And thy Lord is Best Aware of all who are in the heavens and the earth. And We preferred some of the Prophets above others, and unto David We gave the Psalms.
56. De ki: "O'ndan başka (tanrı olduğunu) sandığınız şeylere yalvarın; onlar ne sizden sıkıntıyı kaldırabilirler, ne de (onu) başka bir yana çevirebilirler.
Say: Cry unto those (saints and angels) whom ye assume (to be gods) beside Him, yet they have no power to rid you of misfortune nor to change.
57. O yalvardıkları da, onların (Allah'a) en yakın olan(lar)ı da Rablerine yaklaşmak için vesile ararlar; O'nun merhametini umarlar, azâbından korkarlar. Çünkü Rabbinin azâbı, cidden korkunçtur.
Those unto whom they cry seek the way of approach to their Lord, which of them shall be the nearest; they hope for His mercy and they fear His doom. Lo! the doom of thy Lord is to be shunned.
58. Hiçbir kent yoktur ki biz, kıyâmet gününden öne onu yok edecek, yahut ona şiddetli bir şekilde azâbedecek olmayalım. Bu, Kitapta yazılmıştır.
There is not a township but We shall destroy it ere the Day of Resurrection, or punish it with dire punishment. That is set forth in the Book (of Our decrees).
59. Bizi âyetler (mu'cizeler) göndermekten alıkoyan şey, evvelkilerin, (onları) yalanlamış olmasıdır. Semûd(kavmin)e açık bir mu'cize olarak dişi deveyi verdik, o zulmetmelerine sebeb oldu (deveyi boğazlayarak kedilerine yazık etmiş oldular). Biz mu'cizeleri, yalnız korkutmak için göndeririz.
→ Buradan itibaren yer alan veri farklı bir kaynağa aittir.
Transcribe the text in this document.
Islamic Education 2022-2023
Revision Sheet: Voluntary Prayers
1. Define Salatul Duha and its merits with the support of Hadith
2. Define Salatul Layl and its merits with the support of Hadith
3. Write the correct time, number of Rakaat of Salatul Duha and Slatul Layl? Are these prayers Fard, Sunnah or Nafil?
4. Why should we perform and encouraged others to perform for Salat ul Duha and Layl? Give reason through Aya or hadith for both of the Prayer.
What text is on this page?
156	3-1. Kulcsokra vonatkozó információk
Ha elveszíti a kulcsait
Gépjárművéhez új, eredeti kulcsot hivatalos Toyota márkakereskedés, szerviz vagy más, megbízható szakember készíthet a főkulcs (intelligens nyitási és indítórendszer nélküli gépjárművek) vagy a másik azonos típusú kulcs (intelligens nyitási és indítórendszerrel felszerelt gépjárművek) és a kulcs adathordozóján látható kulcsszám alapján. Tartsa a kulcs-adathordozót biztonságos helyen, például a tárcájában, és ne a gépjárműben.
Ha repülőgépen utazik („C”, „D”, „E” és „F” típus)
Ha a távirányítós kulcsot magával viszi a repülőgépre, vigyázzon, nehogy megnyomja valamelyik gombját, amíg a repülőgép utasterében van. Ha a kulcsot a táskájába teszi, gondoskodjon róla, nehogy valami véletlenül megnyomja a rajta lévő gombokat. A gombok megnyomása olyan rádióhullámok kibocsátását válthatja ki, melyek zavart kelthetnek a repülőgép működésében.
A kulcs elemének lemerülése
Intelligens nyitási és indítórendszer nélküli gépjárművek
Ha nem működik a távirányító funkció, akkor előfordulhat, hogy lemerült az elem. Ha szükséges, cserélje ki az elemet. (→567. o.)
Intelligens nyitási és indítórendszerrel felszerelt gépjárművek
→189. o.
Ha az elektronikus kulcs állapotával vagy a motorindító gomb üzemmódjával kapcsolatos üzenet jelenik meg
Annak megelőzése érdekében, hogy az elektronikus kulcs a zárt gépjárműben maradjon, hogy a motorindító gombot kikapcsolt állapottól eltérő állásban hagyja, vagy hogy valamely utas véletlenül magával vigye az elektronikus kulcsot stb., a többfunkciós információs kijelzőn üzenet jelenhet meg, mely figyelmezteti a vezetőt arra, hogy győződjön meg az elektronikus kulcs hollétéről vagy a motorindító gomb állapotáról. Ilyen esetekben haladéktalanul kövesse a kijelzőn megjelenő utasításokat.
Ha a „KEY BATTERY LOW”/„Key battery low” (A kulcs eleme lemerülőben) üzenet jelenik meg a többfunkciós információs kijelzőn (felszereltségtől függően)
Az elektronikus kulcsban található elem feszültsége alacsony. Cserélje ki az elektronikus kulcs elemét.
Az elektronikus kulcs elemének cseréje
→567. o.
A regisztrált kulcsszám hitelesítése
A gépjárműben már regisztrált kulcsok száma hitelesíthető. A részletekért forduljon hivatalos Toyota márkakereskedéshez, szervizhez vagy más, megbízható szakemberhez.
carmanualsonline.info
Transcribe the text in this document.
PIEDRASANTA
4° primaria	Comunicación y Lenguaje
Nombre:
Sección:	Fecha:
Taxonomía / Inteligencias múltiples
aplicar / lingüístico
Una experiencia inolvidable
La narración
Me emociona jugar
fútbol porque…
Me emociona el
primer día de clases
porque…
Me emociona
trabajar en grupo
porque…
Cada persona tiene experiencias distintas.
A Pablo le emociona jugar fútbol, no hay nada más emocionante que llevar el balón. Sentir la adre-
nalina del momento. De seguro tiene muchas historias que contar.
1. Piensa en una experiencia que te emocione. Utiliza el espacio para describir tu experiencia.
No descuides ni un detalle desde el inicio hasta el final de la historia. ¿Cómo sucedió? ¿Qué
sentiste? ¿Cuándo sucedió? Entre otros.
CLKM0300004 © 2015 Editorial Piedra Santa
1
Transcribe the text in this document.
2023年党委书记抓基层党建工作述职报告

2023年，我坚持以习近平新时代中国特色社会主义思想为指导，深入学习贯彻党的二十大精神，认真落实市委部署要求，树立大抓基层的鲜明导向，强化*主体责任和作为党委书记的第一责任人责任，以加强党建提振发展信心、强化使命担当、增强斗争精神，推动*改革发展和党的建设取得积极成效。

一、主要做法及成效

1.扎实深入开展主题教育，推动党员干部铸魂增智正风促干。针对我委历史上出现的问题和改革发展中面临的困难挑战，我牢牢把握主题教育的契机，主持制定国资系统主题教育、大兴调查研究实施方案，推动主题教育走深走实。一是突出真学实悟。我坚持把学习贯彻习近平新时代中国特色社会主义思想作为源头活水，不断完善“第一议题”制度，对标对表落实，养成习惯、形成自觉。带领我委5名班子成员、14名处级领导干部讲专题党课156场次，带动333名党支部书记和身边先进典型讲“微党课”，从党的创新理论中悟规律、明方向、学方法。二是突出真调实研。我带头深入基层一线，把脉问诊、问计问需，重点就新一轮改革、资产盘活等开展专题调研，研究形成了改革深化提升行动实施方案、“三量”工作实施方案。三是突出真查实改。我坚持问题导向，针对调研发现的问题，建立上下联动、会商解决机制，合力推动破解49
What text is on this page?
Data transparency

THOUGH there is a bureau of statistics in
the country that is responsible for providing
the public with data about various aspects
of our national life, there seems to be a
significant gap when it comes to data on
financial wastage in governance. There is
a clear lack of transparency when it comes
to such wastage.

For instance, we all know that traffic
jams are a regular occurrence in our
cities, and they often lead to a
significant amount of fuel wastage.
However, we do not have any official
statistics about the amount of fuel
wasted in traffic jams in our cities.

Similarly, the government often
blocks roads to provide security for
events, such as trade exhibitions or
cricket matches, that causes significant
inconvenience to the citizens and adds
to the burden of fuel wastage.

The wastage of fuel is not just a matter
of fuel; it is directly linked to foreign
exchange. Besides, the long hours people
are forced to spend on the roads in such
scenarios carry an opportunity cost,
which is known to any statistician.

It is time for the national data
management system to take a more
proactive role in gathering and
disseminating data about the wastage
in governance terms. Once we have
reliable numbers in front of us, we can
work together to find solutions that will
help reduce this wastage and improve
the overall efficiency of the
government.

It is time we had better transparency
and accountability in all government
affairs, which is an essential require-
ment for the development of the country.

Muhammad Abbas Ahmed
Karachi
Naught hindereth Us from sending portents save that the folk of old denied them. And We gave Thamud the she-camel - a clear portent - but they did wrong in respect of her. We send not portents save to warn.
60. Bir zaman sana: "Rabbin insanları kuşatmıştır, (suçluları cezalandırmak üzeredir)" demiştik. Sana gösterdiğimiz rü'yâyı ve Kur'ân'da la'netlenmiş ağacı, insanları(n imanını) sınama (aracı) yaptık. Biz onları (çeşitli biçimlerde) korkutuyoruz. Fakat korkutmamız onların azgınlıklarını daha da artırmaktan başka bir katkı yapmıyor
And (it was a warning) when We told thee: Lo! thy Lord encompasseth mankind, and We appointed the vision which We showed thee as an ordeal for mankind, and (likewise) the Accursed Tree in the Qur'an. We warn them, but it increaseth them in naught save gross impiety.
61. Bir zaman meleklere: "Âdem'e secde edin!" demiştik. Secde ettiler, yalnız İblis etmedi: "Ben çamur olarak yarattığın kimseye secde eder miyim? dedi.
And when We said unto the angels: Fall down prostrate before Adam and they fell prostrate all save Ibis, he said: Shall I fall prostrate before that which Thou hast created of clay?
62. Şu benden üstün yaptığını gördün mü (nesi var onun ki onu benden üstün kıldın)? Andolsun, eğer beni kıyâmet gününe kadar ertelersen, onun zürriyetini, pek azı hariç kökünden koparıp sürükleyeceğim! dedi.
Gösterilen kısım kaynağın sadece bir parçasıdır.